Following a narrowboat, you realise at what a gentle pace these boats travel. I'd catch up with Keble then stop to take a picture. The boat would glide off round the next bend but when I started walking, I'd soon catch it up again. Hopefully, the three photos above give a sense of the urban canalside environment in Oxford. Some stretches are rural enough for you to imagine you're in the countryside, especially in summer when the foliage is thick, while others are more like Docklands in London.

The big--and to my mind rather successful--development shown in the bottom pic stands on the site of the old Lucy's iron works, which I remember from not that long ago (honest). When we lived in Oxford I used to walk the opposite bank in summer and every once in a while the kilns would be lit, glowing in the twilight, fans roaring like dragons and heat belching across the water. It was a dramatic sight that felt like it belonged in another age.

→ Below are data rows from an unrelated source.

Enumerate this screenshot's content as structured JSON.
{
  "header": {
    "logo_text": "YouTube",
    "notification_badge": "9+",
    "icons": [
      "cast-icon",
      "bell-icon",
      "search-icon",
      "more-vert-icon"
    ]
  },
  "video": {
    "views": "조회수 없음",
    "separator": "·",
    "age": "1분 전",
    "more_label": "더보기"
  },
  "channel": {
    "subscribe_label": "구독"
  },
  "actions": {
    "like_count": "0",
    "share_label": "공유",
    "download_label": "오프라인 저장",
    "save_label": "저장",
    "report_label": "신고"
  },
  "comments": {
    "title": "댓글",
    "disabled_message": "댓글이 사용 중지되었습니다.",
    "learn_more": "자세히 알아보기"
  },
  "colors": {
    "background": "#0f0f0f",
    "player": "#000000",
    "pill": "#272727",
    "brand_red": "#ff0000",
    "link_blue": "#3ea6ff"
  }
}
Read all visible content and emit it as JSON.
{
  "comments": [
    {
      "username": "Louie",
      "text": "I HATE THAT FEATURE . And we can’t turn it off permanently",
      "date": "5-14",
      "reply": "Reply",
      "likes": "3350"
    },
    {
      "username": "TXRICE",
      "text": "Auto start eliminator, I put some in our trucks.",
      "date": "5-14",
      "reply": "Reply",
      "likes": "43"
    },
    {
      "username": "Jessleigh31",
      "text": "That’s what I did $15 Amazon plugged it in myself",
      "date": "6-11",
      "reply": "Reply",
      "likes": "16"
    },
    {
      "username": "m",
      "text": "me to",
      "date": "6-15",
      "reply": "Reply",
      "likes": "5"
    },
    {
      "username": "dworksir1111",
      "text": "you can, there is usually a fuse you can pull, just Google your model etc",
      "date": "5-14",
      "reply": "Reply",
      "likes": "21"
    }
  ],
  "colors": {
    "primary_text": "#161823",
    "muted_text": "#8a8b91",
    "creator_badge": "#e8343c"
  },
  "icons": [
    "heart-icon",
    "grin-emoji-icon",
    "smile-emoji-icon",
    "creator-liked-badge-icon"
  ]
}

On the College Cruisers' website by the way, Keble is described as, 'Our most compact boat. Cosy, comfortable and a must if you are looking for a few days away with the one you love!' Which sounds great, I have to say. Ironic, though, that the boat is the smallest, given the vastness of the college it's named after.

I have to admit that although I set scenes in The Lock on a narrowboat and have had supper with friends on their barge, I've never travelled on one. Perhaps a short break on Keble will be a good way to start. Serendipity.

Meanwhile, today I had to make an unexpected trip into Oxford to give a tour of the Bodleian to the Brazilian Minster of Justice and his party. It was a pleasure not just to talk about the library but to have the chance of spending time in the Divinity School, Convocation and Duke Humfrey's with the autumn sunlight streaming through the traceried windows. After the tour we visited the fabulous Bodleian Treasures exhibition. A must see. Great website too!

Meanwhile a new brasserie opens up in Bampton today called Biztro. There's an open/taster day there this afternoon and evening. Will check it out later.